If it is a problem with Flash, make sure you have the non-free (Adobe) plugin, and not some crappy GNU alternative.

----------


## Replicon

It happened to me exactly once that sound was partially-broken all of a sudden. Like, playing music with the basic player was fine, but xmms complained about misconfigured drivers. I ran top, and saw a conspicuous-looking process (which turned out to be a runaway flash binary from firefox). After killing it, it just fixed itself.
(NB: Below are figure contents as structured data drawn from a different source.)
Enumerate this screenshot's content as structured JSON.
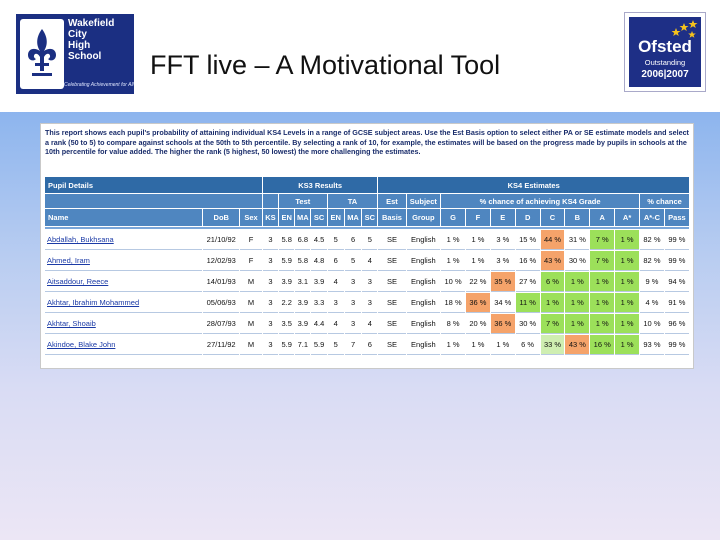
{
  "header": {
    "title": "FFT live – A Motivational Tool",
    "school_logo": {
      "name_lines": [
        "Wakefield",
        "City",
        "High",
        "School"
      ],
      "motto": "Celebrating Achievement for All",
      "icon": "fleur-de-lis-icon"
    },
    "ofsted_badge": {
      "name": "Ofsted",
      "rating": "Outstanding",
      "years": "2006|2007",
      "icon": "stars-icon"
    }
  },
  "report": {
    "intro": "This report shows each pupil's probability of attaining individual KS4 Levels in a range of GCSE subject areas. Use the Est Basis option to select either PA or SE estimate models and select a rank (50 to 5) to compare against schools at the 50th to 5th percentile. By selecting a rank of 10, for example, the estimates will be based on the progress made by pupils in schools at the 10th percentile for value added. The higher the rank (5 highest, 50 lowest) the more challenging the estimates.",
    "sections": {
      "pupil_details": "Pupil Details",
      "ks3_results": "KS3 Results",
      "ks4_estimates": "KS4 Estimates"
    },
    "subheaders": {
      "test": "Test",
      "ta": "TA",
      "est": "Est",
      "subject": "Subject",
      "chance_grade": "% chance of achieving KS4 Grade",
      "chance": "% chance"
    },
    "columns": {
      "name": "Name",
      "dob": "DoB",
      "sex": "Sex",
      "ks": "KS",
      "en": "EN",
      "ma": "MA",
      "sc": "SC",
      "en2": "EN",
      "ma2": "MA",
      "sc2": "SC",
      "basis": "Basis",
      "group": "Group",
      "g": "G",
      "f": "F",
      "e": "E",
      "d": "D",
      "c": "C",
      "b": "B",
      "a": "A",
      "astar": "A*",
      "astar_c": "A*-C",
      "pass": "Pass"
    },
    "rows": [
      {
        "name": "Abdallah, Bukhsana",
        "dob": "21/10/92",
        "sex": "F",
        "ks": "3",
        "en": "5.8",
        "ma": "6.8",
        "sc": "4.5",
        "ta_en": "5",
        "ta_ma": "6",
        "ta_sc": "5",
        "basis": "SE",
        "group": "English",
        "g": "1 %",
        "f": "1 %",
        "e": "3 %",
        "d": "15 %",
        "c": "44 %",
        "b": "31 %",
        "a": "7 %",
        "astar": "1 %",
        "astar_c": "82 %",
        "pass": "99 %"
      },
      {
        "name": "Ahmed, Iram",
        "dob": "12/02/93",
        "sex": "F",
        "ks": "3",
        "en": "5.9",
        "ma": "5.8",
        "sc": "4.8",
        "ta_en": "6",
        "ta_ma": "5",
        "ta_sc": "4",
        "basis": "SE",
        "group": "English",
        "g": "1 %",
        "f": "1 %",
        "e": "3 %",
        "d": "16 %",
        "c": "43 %",
        "b": "30 %",
        "a": "7 %",
        "astar": "1 %",
        "astar_c": "82 %",
        "pass": "99 %"
      },
      {
        "name": "Aitsaddour, Reece",
        "dob": "14/01/93",
        "sex": "M",
        "ks": "3",
        "en": "3.9",
        "ma": "3.1",
        "sc": "3.9",
        "ta_en": "4",
        "ta_ma": "3",
        "ta_sc": "3",
        "basis": "SE",
        "group": "English",
        "g": "10 %",
        "f": "22 %",
        "e": "35 %",
        "d": "27 %",
        "c": "6 %",
        "b": "1 %",
        "a": "1 %",
        "astar": "1 %",
        "astar_c": "9 %",
        "pass": "94 %"
      },
      {
        "name": "Akhtar, Ibrahim Mohammed",
        "dob": "05/06/93",
        "sex": "M",
        "ks": "3",
        "en": "2.2",
        "ma": "3.9",
        "sc": "3.3",
        "ta_en": "3",
        "ta_ma": "3",
        "ta_sc": "3",
        "basis": "SE",
        "group": "English",
        "g": "18 %",
        "f": "36 %",
        "e": "34 %",
        "d": "11 %",
        "c": "1 %",
        "b": "1 %",
        "a": "1 %",
        "astar": "1 %",
        "astar_c": "4 %",
        "pass": "91 %"
      },
      {
        "name": "Akhtar, Shoaib",
        "dob": "28/07/93",
        "sex": "M",
        "ks": "3",
        "en": "3.5",
        "ma": "3.9",
        "sc": "4.4",
        "ta_en": "4",
        "ta_ma": "3",
        "ta_sc": "4",
        "basis": "SE",
        "group": "English",
        "g": "8 %",
        "f": "20 %",
        "e": "36 %",
        "d": "30 %",
        "c": "7 %",
        "b": "1 %",
        "a": "1 %",
        "astar": "1 %",
        "astar_c": "10 %",
        "pass": "96 %"
      },
      {
        "name": "Akindoe, Blake John",
        "dob": "27/11/92",
        "sex": "M",
        "ks": "3",
        "en": "5.9",
        "ma": "7.1",
        "sc": "5.9",
        "ta_en": "5",
        "ta_ma": "7",
        "ta_sc": "6",
        "basis": "SE",
        "group": "English",
        "g": "1 %",
        "f": "1 %",
        "e": "1 %",
        "d": "6 %",
        "c": "33 %",
        "b": "43 %",
        "a": "16 %",
        "astar": "1 %",
        "astar_c": "93 %",
        "pass": "99 %"
      }
    ],
    "highlight_colors": {
      "orange": "#f5a36a",
      "green": "#9ce05a",
      "light_green": "#cfeeb1",
      "header_blue": "#2f6aa6"
    }
  }
}
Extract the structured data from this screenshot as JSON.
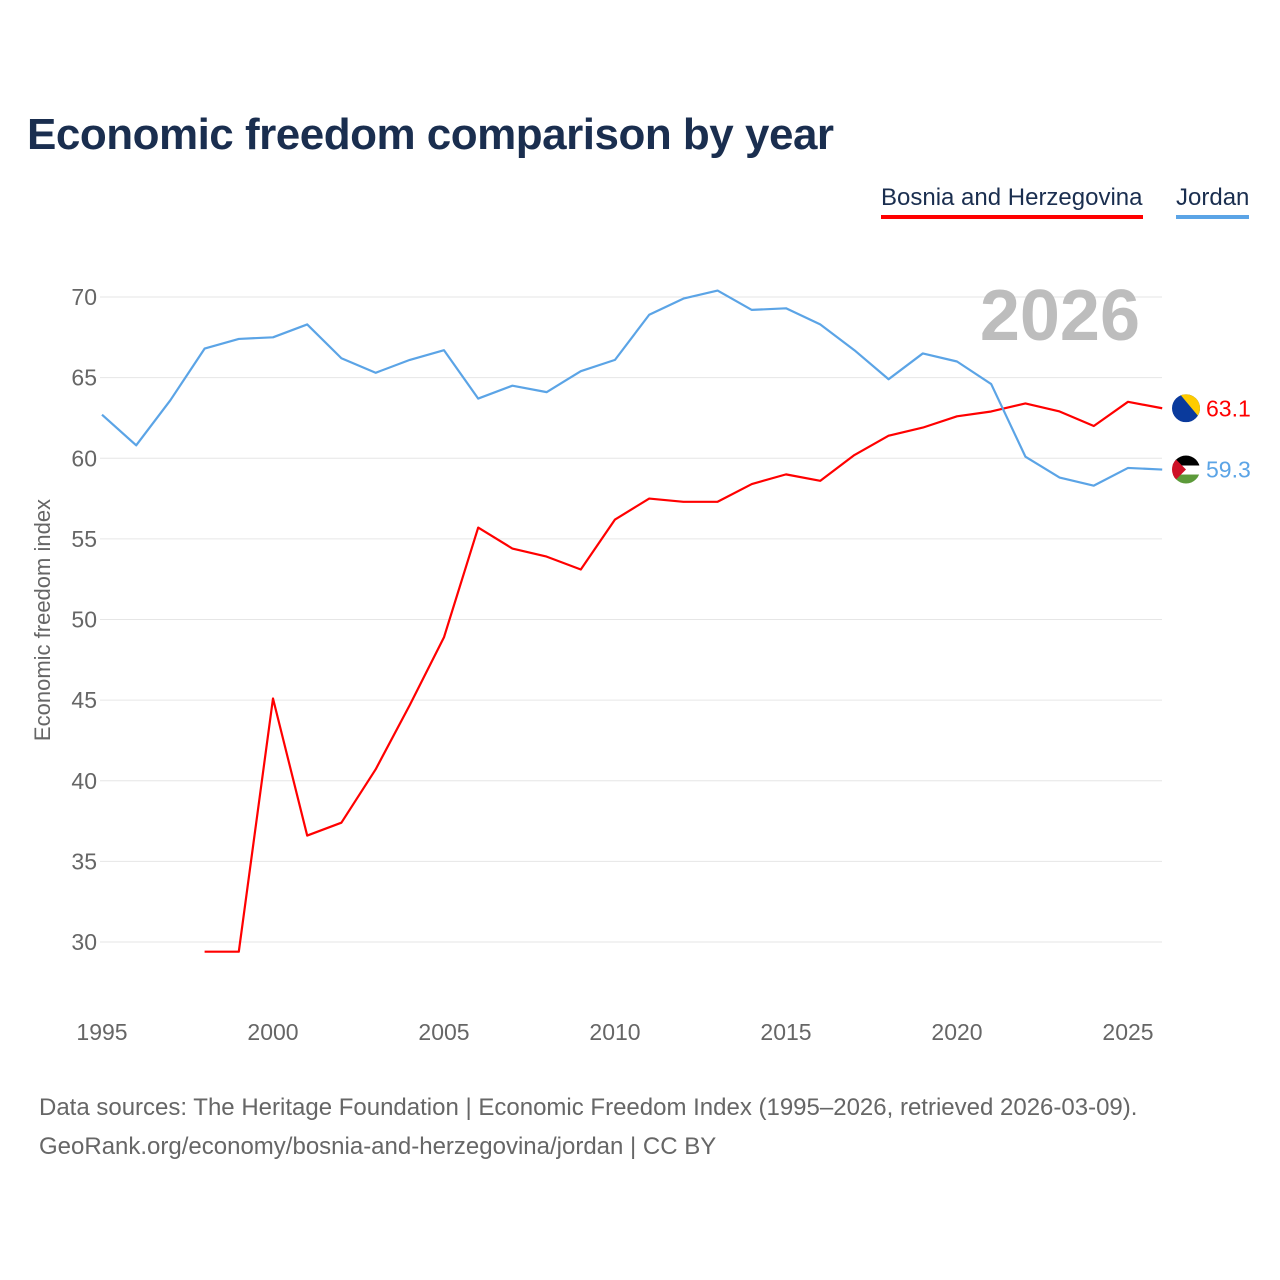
{
  "title": "Economic freedom comparison by year",
  "legend": [
    {
      "name": "Bosnia and Herzegovina",
      "color": "#ff0000"
    },
    {
      "name": "Jordan",
      "color": "#5ba4e6"
    }
  ],
  "footer": {
    "line1": "Data sources: The Heritage Foundation | Economic Freedom Index (1995–2026, retrieved 2026-03-09).",
    "line2": "GeoRank.org/economy/bosnia-and-herzegovina/jordan | CC BY"
  },
  "chart_data": {
    "type": "line",
    "title": "Economic freedom comparison by year",
    "xlabel": "",
    "ylabel": "Economic freedom index",
    "year_watermark": "2026",
    "xlim": [
      1995,
      2026
    ],
    "ylim": [
      26,
      72
    ],
    "x_ticks": [
      "1995",
      "2000",
      "2005",
      "2010",
      "2015",
      "2020",
      "2025"
    ],
    "y_ticks": [
      "30",
      "35",
      "40",
      "45",
      "50",
      "55",
      "60",
      "65",
      "70"
    ],
    "grid": true,
    "legend_position": "top-right",
    "series": [
      {
        "name": "Bosnia and Herzegovina",
        "color": "#ff0000",
        "end_label": "63.1",
        "x": [
          1998,
          1999,
          2000,
          2001,
          2002,
          2003,
          2004,
          2005,
          2006,
          2007,
          2008,
          2009,
          2010,
          2011,
          2012,
          2013,
          2014,
          2015,
          2016,
          2017,
          2018,
          2019,
          2020,
          2021,
          2022,
          2023,
          2024,
          2025,
          2026
        ],
        "values": [
          29.4,
          29.4,
          45.1,
          36.6,
          37.4,
          40.7,
          44.7,
          48.9,
          55.7,
          54.4,
          53.9,
          53.1,
          56.2,
          57.5,
          57.3,
          57.3,
          58.4,
          59.0,
          58.6,
          60.2,
          61.4,
          61.9,
          62.6,
          62.9,
          63.4,
          62.9,
          62.0,
          63.5,
          63.1
        ]
      },
      {
        "name": "Jordan",
        "color": "#5ba4e6",
        "end_label": "59.3",
        "x": [
          1995,
          1996,
          1997,
          1998,
          1999,
          2000,
          2001,
          2002,
          2003,
          2004,
          2005,
          2006,
          2007,
          2008,
          2009,
          2010,
          2011,
          2012,
          2013,
          2014,
          2015,
          2016,
          2017,
          2018,
          2019,
          2020,
          2021,
          2022,
          2023,
          2024,
          2025,
          2026
        ],
        "values": [
          62.7,
          60.8,
          63.6,
          66.8,
          67.4,
          67.5,
          68.3,
          66.2,
          65.3,
          66.1,
          66.7,
          63.7,
          64.5,
          64.1,
          65.4,
          66.1,
          68.9,
          69.9,
          70.4,
          69.2,
          69.3,
          68.3,
          66.7,
          64.9,
          66.5,
          66.0,
          64.6,
          60.1,
          58.8,
          58.3,
          59.4,
          59.3
        ]
      }
    ]
  }
}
I forgot the name of the process.... "something-bin"  :smiley:

----------


## Ynot

> I forgot the name of the process.... "something-bin"



nswrapper-bin

netscape 32bit plugin wrapper
(because Adobe don't produce a 64bit flash plugin, it has to be wrapped in a 32bit "wrapper" for it to work on 64bit browsers)

flash is fucking shit, resource wise
and Adobe really isn't helping by restricting it to 32bit only

Gnash is coming along (youtube works without a hitch), but a lot of other flash video sites use an swf (video) within an swf (player) to prevent you from grabbing the video - this doesn't work in gnash so far

----------


## Replicon

Actually, it was npviewer.bin, but they're probably very much related.

edit: Oh, I hope youtube doesn't switch to swf-within-swf - I rather like my greasemonkey script to save videos (even though I have to change it every time youtube change their layout).

----------


## wasup

If anyone was wondering, I think I fixed it (at least for now) by switching all of the "sound playback" modes to another type.

----------


## Replicon

I'm finding FF3 is acting strange on youtube in general. Like, if I open a video in a tab, and then open one in another tab while the first one is loading, the first one will sometimes just go grey and die out.

----------